Science and non-science students alike respond positively to his enthusiasm, his humour, his challenge to think outside the box and his attempts to connect science to everyday life. They annually give him top marks for his creative approaches -- the "one-minute paper" and "bus-stop scenario" -- to improving their verbal communication skills and teaching them to think on their feet. He championed the introduction of a science and technology program, a major innovation in the Faculty, and promoted a more student-centred approach to natural science courses. But above all, the director of the Division of Natural Science, director of the campus observatory and former master of Bethune College is known for his "accessibility to students and willingness to mentor, advise, debate and teach outside the classroom," say his nominators. "He is fully committed to being as available to his students as possible, which, given his enormous administrative load, is almost heroic in proportion."
Anne MacLennan
Faculty of Arts Ceremony I, June 12
In the three years that Anne MacLennan (left) has been teaching communication studies at York, she has impressed colleagues, inspired students and mentored both. A historian educated at McGill and Concordia universities, she has been teaching for 19 years at colleges and universities in Quebec, and more recently in Ontario. MacLennan is "one of those rare teachers who simultaneously inspires and challenges her students to strive beyond their known abilities," writes MacLennan’s nominator John Dwyer, a fellow professor in the Division of Social Science. Undergraduate and graduate students share "a palpable sense of empowerment that Anne manages to instill in those who have come under her pedagogical power," writes Dwyer.

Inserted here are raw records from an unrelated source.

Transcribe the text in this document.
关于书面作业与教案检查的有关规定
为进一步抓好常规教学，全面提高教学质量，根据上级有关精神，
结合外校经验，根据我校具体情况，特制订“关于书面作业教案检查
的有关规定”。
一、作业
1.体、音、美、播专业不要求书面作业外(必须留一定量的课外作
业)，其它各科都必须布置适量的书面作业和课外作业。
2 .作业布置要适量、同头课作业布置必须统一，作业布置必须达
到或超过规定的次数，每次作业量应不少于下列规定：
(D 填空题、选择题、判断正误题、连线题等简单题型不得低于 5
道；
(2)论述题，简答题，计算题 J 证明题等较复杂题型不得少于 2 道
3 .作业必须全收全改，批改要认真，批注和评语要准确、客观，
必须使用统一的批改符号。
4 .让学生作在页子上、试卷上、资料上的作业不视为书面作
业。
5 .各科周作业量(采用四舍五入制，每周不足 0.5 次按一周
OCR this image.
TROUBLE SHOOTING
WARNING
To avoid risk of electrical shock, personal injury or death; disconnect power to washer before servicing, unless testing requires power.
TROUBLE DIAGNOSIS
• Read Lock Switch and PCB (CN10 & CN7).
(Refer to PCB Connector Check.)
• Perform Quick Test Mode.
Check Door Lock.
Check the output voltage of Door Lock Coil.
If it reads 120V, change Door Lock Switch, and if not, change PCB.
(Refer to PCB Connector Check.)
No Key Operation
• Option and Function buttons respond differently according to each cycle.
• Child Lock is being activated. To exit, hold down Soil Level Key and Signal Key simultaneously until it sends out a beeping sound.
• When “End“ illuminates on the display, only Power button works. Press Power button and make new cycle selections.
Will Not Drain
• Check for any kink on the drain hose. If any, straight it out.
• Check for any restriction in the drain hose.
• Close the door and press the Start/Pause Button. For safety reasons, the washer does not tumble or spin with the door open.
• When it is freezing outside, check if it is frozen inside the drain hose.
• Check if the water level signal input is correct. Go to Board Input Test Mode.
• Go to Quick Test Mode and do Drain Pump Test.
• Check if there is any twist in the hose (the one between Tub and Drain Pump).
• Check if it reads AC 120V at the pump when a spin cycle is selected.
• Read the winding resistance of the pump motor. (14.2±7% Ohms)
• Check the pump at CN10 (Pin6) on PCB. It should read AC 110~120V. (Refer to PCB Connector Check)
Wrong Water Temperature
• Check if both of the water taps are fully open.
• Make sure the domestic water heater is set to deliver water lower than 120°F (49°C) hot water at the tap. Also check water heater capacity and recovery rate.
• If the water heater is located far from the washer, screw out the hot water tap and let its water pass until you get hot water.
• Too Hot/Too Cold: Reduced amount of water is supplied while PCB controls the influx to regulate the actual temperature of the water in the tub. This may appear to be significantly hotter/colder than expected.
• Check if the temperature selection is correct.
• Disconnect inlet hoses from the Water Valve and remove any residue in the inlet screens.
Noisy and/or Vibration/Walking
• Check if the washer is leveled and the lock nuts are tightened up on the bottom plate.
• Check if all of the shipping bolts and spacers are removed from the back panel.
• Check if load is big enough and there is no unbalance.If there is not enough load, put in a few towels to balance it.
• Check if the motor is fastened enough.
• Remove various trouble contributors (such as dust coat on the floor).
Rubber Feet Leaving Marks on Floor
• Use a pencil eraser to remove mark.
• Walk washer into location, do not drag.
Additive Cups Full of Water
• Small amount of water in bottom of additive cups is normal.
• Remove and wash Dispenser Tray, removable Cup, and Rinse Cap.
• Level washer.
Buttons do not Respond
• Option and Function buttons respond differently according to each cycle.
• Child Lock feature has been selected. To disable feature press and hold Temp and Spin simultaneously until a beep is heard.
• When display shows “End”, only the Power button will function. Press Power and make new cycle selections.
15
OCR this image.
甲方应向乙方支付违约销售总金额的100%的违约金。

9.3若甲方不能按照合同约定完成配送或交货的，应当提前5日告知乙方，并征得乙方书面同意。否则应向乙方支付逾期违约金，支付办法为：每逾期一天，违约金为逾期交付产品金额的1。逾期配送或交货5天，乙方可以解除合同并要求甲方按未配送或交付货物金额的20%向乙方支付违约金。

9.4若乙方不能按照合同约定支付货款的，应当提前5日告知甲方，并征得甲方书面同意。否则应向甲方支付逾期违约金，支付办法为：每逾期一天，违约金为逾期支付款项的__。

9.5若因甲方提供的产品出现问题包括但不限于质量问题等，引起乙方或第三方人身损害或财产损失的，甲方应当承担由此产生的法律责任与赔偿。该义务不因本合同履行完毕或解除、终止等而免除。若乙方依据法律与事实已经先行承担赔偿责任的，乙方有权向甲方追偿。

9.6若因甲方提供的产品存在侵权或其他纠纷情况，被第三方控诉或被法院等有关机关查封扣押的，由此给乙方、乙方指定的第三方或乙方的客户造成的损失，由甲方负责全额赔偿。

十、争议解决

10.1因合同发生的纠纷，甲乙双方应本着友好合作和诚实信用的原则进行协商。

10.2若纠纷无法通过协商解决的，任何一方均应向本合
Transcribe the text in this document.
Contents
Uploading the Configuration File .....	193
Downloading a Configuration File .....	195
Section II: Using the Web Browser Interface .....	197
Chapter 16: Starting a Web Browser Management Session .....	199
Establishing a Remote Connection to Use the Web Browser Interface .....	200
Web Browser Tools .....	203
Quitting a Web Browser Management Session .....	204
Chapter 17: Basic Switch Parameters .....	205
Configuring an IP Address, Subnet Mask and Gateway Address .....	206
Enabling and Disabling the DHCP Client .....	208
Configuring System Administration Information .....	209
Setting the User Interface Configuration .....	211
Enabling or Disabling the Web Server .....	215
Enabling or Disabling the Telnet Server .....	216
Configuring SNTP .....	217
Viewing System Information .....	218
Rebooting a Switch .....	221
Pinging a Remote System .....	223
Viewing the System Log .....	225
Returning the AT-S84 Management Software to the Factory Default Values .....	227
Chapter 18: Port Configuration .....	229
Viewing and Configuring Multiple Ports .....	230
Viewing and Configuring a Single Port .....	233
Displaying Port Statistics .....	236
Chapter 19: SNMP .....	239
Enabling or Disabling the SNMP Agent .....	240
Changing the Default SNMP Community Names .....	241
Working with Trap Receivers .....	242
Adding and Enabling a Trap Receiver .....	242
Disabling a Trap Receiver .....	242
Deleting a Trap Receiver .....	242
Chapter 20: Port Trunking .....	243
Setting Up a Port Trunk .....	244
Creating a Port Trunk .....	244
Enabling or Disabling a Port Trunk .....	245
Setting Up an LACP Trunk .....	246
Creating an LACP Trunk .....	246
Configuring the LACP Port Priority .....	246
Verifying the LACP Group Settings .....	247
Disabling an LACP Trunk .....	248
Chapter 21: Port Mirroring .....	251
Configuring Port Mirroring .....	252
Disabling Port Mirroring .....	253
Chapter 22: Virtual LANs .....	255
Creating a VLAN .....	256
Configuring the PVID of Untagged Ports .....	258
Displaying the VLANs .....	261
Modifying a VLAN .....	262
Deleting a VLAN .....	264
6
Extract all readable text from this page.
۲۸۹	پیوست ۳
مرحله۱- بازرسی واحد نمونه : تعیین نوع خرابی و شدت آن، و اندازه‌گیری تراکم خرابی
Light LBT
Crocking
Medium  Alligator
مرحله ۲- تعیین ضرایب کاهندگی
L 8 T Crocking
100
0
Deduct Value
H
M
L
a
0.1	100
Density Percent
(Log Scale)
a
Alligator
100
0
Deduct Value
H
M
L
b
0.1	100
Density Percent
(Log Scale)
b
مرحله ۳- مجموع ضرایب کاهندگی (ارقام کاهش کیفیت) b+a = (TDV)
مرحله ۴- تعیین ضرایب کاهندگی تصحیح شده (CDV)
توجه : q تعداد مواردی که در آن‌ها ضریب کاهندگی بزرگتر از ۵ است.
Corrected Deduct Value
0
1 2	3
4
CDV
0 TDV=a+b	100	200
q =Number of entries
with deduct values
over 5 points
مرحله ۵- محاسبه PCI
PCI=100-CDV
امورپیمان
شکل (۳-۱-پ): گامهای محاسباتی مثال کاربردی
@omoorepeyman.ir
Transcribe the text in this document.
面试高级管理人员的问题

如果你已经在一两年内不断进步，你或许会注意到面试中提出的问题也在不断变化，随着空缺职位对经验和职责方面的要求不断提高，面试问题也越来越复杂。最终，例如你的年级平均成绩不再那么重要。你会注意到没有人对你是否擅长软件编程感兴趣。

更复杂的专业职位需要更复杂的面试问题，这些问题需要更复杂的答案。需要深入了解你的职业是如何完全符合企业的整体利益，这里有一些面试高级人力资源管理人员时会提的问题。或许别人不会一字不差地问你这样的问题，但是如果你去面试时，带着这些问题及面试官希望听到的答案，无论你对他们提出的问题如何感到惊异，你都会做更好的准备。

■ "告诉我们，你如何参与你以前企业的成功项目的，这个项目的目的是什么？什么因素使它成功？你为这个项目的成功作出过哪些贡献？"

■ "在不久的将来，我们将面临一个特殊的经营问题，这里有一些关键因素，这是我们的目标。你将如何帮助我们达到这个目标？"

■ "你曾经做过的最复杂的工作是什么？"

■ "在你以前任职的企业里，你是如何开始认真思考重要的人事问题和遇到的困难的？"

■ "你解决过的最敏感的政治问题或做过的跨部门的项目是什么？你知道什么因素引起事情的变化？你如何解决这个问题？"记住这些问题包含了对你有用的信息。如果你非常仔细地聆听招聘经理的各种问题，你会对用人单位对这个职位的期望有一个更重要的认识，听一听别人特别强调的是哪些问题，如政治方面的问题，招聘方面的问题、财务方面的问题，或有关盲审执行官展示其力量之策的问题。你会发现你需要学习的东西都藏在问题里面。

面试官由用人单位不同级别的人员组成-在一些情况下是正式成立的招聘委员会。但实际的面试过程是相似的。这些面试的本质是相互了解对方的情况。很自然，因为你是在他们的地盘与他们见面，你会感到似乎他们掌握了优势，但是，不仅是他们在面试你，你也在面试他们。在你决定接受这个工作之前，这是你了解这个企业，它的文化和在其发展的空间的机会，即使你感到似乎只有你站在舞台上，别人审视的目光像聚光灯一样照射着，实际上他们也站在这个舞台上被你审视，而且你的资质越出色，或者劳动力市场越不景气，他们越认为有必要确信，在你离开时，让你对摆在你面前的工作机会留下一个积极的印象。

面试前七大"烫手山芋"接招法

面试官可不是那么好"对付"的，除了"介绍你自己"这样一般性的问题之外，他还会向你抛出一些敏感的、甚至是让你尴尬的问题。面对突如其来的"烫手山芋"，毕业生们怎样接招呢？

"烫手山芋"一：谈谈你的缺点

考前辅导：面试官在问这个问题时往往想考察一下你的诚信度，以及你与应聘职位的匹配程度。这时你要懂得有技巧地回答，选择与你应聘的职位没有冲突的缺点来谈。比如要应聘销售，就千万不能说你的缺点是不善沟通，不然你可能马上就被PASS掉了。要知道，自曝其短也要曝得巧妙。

The radio broadcasting historian fosters independent and original thinking and stimulates students by constantly "raising the academic bar and bringing much needed scholarly energy and discipline back into their lives," writes an undergraduate student. She is known for a collaborative approach to learning that "places the student at the centre of the learning experience." Her accessibility in person and online is legendary and students past and present turn to her as a mentor for both academic and personal advice. Considered by colleagues to be a "pioneer" in teaching and learning technology, she also generously shares her expertise and techniques with peers.